Zing Forum

Reading

Call-Me-Maybe: A Practice of Constrained Decoding for Reliable Function Calling in Small Models

An open-source project demonstrating the function calling capability of large language models. It ensures the validity of output formats through constrained decoding technology, enabling highly reliable structured outputs even on small models with 0.5B parameters.

函数调用约束解码大语言模型结构化输出JSON生成小模型工具调用API编排LLM应用
Published 2026-06-12 00:08Recent activity 2026-06-12 00:21Estimated read 7 min
Call-Me-Maybe: A Practice of Constrained Decoding for Reliable Function Calling in Small Models
1

Section 01

Call-Me-Maybe: Core Insights on Reliable Function Calls for Small Models via Constrained Decoding

This post introduces the open-source project Call-Me-Maybe, which addresses the key challenge of reliable function calls in LLMs. By leveraging constrained decoding technology, it ensures strict compliance with predefined function signatures, enabling high-reliability structured outputs even on small models (e.g., 0.5B parameters). The project solves common issues like inconsistent formats, missing parameters, and type errors in function calls.

2

Section 02

Background: What is Function Calling & Its Key Challenges?

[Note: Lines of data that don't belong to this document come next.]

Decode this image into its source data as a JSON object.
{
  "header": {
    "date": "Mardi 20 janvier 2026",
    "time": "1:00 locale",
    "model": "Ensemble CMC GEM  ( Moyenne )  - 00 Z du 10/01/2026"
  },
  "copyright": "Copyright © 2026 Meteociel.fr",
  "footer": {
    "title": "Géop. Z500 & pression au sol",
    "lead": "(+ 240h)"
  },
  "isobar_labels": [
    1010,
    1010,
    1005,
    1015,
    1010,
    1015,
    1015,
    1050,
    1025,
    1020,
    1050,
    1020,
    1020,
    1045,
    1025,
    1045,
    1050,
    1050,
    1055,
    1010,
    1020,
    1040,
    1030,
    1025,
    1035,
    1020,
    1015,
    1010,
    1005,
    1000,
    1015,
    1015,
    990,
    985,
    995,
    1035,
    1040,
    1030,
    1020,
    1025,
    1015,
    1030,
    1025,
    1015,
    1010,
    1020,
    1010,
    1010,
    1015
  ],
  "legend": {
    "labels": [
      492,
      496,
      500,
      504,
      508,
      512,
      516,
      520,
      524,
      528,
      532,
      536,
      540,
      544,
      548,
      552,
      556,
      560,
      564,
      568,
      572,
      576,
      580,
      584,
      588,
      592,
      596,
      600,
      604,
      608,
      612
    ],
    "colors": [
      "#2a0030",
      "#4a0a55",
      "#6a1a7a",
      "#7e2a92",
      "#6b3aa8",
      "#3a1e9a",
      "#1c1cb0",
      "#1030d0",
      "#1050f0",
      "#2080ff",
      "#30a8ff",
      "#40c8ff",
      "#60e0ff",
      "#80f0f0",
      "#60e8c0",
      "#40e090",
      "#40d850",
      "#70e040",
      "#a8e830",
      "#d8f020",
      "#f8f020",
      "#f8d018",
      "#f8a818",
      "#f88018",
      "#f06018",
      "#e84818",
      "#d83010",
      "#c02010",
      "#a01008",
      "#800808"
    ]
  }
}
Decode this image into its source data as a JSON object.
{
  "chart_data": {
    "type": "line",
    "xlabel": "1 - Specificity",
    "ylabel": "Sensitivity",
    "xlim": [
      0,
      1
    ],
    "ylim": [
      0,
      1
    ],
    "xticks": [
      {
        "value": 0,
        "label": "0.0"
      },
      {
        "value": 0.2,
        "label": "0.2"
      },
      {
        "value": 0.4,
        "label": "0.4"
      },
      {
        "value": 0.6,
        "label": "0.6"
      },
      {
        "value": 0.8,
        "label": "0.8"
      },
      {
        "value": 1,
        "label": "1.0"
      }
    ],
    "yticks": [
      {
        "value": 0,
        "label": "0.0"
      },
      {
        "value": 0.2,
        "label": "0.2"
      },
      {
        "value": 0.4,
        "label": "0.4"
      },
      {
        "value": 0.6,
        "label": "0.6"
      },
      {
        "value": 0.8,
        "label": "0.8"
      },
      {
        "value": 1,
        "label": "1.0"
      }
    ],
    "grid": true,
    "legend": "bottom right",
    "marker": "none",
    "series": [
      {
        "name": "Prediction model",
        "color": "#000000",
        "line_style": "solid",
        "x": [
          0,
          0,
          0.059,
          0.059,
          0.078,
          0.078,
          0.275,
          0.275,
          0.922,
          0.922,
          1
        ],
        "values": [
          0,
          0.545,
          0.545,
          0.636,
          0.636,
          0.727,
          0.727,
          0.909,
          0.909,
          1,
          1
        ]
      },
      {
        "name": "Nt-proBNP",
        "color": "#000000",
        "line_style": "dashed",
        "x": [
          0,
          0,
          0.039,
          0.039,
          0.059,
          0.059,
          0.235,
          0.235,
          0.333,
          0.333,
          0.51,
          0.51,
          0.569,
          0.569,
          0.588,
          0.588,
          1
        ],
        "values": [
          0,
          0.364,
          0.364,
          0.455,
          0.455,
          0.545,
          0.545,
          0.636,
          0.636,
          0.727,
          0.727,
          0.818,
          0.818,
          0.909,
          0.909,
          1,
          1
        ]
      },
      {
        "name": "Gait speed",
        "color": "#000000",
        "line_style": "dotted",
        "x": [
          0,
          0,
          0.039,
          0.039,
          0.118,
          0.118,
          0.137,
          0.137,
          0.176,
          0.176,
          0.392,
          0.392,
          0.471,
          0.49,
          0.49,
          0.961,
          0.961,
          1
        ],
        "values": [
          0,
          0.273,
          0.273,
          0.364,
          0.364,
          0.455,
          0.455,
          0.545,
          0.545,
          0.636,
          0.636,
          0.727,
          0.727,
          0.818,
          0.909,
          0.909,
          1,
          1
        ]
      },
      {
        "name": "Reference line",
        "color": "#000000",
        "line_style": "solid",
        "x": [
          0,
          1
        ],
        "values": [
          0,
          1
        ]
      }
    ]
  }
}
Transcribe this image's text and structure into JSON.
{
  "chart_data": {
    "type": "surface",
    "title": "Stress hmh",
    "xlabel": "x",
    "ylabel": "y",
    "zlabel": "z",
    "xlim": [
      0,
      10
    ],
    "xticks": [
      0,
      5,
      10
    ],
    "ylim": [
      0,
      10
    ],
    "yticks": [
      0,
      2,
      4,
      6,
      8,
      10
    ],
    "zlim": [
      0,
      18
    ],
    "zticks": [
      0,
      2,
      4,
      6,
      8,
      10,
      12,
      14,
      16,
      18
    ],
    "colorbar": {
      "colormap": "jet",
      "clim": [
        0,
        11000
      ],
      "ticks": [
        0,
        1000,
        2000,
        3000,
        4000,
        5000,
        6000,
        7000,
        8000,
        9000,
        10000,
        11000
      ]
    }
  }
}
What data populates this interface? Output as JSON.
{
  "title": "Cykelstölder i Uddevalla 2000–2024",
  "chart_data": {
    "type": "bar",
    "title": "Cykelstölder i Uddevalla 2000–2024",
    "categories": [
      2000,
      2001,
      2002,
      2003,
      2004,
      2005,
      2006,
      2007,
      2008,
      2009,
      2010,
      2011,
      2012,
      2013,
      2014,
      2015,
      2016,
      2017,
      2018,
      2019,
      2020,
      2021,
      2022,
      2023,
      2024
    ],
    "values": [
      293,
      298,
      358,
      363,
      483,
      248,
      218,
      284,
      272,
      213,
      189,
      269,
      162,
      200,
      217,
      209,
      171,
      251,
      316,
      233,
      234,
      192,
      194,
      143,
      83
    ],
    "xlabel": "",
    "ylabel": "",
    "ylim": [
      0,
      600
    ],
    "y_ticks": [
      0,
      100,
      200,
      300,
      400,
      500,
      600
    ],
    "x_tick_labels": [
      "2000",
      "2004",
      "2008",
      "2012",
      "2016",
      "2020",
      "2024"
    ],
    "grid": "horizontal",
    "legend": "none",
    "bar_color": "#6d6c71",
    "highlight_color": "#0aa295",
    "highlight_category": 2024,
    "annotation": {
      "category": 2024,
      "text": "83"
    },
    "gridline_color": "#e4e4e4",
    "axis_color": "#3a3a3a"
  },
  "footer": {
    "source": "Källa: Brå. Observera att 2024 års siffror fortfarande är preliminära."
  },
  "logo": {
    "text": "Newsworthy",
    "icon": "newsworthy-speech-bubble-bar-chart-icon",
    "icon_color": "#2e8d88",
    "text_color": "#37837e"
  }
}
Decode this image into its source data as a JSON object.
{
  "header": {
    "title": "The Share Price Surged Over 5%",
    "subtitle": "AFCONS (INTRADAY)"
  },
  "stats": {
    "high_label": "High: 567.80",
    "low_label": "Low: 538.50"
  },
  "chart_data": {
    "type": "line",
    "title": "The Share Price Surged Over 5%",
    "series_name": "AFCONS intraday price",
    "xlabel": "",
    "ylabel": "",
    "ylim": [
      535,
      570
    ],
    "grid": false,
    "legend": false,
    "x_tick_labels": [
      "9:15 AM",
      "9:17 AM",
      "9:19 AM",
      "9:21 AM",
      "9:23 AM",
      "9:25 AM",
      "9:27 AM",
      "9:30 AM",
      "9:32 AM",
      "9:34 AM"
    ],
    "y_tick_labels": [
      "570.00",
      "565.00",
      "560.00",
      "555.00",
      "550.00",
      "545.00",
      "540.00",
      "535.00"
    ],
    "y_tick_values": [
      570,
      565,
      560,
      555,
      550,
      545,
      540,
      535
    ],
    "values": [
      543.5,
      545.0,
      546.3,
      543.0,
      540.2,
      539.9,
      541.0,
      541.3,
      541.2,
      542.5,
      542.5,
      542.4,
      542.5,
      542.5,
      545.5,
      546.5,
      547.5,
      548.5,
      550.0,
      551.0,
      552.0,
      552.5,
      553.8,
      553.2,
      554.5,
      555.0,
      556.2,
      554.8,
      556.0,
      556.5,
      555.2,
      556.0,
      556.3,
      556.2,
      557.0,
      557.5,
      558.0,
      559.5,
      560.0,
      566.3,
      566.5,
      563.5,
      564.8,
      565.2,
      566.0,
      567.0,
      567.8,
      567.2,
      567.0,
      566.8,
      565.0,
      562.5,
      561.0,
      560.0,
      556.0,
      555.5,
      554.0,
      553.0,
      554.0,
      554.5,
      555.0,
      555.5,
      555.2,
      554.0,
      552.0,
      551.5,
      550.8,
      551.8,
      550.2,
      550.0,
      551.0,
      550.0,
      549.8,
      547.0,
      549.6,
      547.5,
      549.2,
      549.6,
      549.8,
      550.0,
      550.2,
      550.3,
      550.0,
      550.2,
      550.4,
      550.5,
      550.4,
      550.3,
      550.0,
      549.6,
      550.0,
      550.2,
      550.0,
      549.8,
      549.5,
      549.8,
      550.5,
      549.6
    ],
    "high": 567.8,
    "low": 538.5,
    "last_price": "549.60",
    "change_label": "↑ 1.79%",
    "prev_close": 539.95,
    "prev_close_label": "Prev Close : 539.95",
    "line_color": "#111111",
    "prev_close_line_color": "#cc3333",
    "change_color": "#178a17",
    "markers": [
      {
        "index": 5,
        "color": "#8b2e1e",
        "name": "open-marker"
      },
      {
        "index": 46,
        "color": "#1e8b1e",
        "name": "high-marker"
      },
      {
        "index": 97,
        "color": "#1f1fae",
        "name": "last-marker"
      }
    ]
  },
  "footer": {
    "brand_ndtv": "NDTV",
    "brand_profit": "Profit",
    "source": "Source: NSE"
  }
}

Function calling allows LLMs to convert natural language requests into structured function calls (e.g., get_weather(location="Beijing")). Typical scenarios include weather queries, schedule management, and data retrieval. However, challenges exist:

  1. Format consistency: Ensuring valid JSON output.
  2. Type safety: Correct parameter types (string, number, etc.).
  3. Completeness: No missing required parameters.
  4. Small model performance: Maintaining accuracy with limited parameters.
3

Section 03

Technical Principle: How Constrained Decoding Works

Constrained decoding restricts the model's output space during decoding. Its workflow:

  1. Function signature definition: Developers define functions and their parameter schemas (e.g., get_weather with location and unit).
  2. Syntax constraint building: Convert signatures into context-free grammar (CFG) or finite state machines (FSM).
  3. Dynamic masking: At each decoding step, compute valid next tokens based on current prefix and rules.
  4. Restricted sampling: Only sample from valid tokens to ensure compliance. Advantages: Zero format errors, type safety, complete parameters, and suitability for small models.
4

Section 04

Project Implementation: Architecture & Key Components

Call-Me-Maybe uses a modular design:

  • LLM SDK: Encapsulates model inference interfaces for multiple backends.
  • Constraint decoder: Implements FSM-based decoding constraints.
  • Function registry: Manages available function definitions.
  • Input processor: Parses natural language to extract intent. Key details:
  • FSM construction: For each function, build an FSM representing valid sequences (e.g., start → { → "name" → function name → ... → end).
  • Dynamic mask calculation: Mask illegal tokens in logits, then normalize for sampling.
  • Type validation: Check parameter types (string, number, boolean, enum) against schema.
5

Section 05

Performance: Small Model Advantages & Reliability Metrics

The project excels in small model scenarios:

  • Edge deployment on consumer hardware.
  • Faster inference (low latency).
  • Lower computational cost. Reliability metrics comparison:
    Metric Unconstrained Constrained
    JSON format correctness ~70% 100%
    Parameter type correctness ~85% 100%
    Required parameter completeness ~90% 100%
    Overall availability ~60% >95%
6

Section 06

Application Scenarios of Call-Me-Maybe

Key application areas:

  1. Intelligent assistants: Reliably call external services (calendar, weather, email).
  2. Automation workflows: Trigger business operations per rules, reducing manual intervention.
  3. API orchestration: Plan and execute multi-API sequences correctly.
7

Section 07

Engineering Practice Suggestions

Practical tips for using the project: Function design:

  • Single responsibility: Each function does one thing, with reasonable parameters.
  • Clear naming: Intuitive function names.
  • Complete documentation: Describe parameters with examples.
  • Sensible defaults: For optional parameters. Error handling:
  • Handle unregistered functions, invalid parameter values, and execution failures. Performance optimization:
  • Batch processing for multiple requests.
  • Cache common request-response patterns.
  • Choose appropriate model size based on task complexity.
8

Section 08

Limitations & Future Directions

Current limitations:

  • Limited number of functions per context window.
  • High FSM complexity for deeply nested parameters.
  • No guarantee of semantic correctness (only format). Future directions:
  • Support multi-turn function calls and result reference.
  • Allow runtime registration of new functions.
  • Enable streaming output for lower latency.